Anyone else noticed that Claude models seem to hate using uv and sneak in pip all the time?
@marver Try to make Claude use nix consistently for a true uphill battle.
@ela hehe next weekend :P but jokes aside: the bad practices or even insecure coding patterns encoded into current LLMs will hurt us in the future big time...it's no fun to fix something today, only to have a coding agent introduce the same issue everywhere again next day. Something that model creators should put more focus on.
@marver @ela I am wondering whether the flip side is also true and what the ratio is there: LLMs used for code review should flag (some of) these issues?

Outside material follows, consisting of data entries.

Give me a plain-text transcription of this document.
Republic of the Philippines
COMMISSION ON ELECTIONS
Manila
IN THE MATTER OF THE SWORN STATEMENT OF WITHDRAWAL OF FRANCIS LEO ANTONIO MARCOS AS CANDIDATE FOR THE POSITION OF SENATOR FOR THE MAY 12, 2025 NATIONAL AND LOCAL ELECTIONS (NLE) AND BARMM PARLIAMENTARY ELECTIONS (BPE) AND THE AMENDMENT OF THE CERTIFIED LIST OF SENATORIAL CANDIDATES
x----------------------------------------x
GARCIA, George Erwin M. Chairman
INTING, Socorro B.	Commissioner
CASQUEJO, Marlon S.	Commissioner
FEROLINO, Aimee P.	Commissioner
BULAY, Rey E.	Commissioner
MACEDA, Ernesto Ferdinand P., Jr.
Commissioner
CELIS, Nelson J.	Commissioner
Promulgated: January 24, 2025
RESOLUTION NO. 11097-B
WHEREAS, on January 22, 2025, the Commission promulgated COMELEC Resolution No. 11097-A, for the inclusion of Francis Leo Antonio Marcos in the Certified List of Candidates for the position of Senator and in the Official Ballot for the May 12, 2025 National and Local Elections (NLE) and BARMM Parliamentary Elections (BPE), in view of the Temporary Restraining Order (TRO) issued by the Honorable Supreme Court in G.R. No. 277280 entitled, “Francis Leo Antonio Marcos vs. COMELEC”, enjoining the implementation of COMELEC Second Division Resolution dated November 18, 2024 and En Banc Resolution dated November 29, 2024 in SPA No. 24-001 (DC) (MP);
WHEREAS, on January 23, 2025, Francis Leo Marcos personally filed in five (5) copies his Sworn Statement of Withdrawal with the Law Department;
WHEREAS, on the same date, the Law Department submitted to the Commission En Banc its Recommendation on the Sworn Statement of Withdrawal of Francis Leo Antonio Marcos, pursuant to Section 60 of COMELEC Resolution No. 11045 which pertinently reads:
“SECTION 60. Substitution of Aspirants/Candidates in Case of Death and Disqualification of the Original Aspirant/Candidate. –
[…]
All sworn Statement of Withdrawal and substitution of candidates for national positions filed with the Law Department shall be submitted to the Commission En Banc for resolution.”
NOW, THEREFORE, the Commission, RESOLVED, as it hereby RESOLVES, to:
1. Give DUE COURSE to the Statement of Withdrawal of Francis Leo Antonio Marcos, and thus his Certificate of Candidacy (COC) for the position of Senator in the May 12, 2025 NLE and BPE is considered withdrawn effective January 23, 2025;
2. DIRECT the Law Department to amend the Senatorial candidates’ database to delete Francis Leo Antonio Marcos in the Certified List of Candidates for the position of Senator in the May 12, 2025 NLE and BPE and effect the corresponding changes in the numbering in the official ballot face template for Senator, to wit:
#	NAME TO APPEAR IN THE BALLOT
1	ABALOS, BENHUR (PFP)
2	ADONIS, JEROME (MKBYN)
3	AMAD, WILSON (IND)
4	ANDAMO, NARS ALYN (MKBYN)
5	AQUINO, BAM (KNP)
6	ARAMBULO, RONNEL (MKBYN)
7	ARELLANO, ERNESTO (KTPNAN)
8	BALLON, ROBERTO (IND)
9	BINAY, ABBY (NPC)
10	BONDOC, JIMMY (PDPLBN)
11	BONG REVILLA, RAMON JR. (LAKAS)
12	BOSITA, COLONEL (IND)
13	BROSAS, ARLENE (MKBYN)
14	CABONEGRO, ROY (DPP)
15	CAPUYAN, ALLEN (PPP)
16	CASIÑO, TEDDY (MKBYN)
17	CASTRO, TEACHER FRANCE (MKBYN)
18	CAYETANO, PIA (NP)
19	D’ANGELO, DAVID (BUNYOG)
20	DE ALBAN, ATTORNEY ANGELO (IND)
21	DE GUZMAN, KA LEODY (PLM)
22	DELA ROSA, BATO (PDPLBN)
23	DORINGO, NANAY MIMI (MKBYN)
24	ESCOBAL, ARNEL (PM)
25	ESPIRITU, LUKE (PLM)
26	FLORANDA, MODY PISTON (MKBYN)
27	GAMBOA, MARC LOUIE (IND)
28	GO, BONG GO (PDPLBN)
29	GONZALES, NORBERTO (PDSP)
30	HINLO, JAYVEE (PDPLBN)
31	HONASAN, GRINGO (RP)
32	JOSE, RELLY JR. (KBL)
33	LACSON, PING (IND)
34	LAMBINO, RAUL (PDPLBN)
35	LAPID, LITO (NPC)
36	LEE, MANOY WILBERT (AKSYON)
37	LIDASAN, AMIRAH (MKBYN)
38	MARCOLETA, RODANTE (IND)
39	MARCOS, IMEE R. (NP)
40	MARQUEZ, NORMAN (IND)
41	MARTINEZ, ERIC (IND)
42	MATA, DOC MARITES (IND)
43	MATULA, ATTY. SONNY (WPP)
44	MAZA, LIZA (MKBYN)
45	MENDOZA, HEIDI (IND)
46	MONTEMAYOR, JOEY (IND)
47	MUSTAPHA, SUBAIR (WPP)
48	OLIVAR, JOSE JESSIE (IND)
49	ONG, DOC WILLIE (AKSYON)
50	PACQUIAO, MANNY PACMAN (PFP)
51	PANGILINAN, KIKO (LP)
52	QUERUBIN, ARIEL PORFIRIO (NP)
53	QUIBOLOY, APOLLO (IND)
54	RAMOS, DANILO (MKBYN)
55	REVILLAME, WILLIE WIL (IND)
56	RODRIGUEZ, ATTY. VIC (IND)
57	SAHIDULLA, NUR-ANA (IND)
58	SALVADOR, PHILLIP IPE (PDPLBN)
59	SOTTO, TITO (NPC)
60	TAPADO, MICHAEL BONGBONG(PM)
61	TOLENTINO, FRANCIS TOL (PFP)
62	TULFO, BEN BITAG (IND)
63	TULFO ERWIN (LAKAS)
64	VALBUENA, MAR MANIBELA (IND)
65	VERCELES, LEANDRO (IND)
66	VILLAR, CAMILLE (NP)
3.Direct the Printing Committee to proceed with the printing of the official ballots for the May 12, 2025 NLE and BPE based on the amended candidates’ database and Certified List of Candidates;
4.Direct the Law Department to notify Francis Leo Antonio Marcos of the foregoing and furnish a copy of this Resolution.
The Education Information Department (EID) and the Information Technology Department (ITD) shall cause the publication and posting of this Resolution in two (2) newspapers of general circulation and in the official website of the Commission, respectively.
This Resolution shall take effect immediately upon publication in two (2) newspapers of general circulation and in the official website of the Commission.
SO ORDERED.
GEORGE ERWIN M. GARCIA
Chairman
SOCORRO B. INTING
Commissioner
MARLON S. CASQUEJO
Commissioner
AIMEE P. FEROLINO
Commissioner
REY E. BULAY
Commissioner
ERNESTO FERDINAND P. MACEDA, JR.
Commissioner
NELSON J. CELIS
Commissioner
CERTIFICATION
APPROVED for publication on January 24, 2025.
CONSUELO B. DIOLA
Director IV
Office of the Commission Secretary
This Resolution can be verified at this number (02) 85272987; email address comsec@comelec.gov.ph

@Kensan @ela Definitely, the irony is that the same LLM can sometimes spot bugs in the code that it produced...which shows another defect / weakness of current LLMs. You might ask it to produce code that solves problem X and it will with high likelihood produce whatever was prevalent in the training (including bugs), but not connect it directly to knowledge about how this is a bad idea (unless instructed so by training / finetune / prompt eng.).
@marver @Kensan It does. I'm now running agent teams with specialized roles like security expert, architect, quality engineer, advocatus diaboli, with mandatory quality gates including full team approvals before story acceptance. They do catch each other's issues. It's amazing, and burns tokens like there is no tomorrow.
@ela @marver Interesting... if I may ask: do the agents use different models?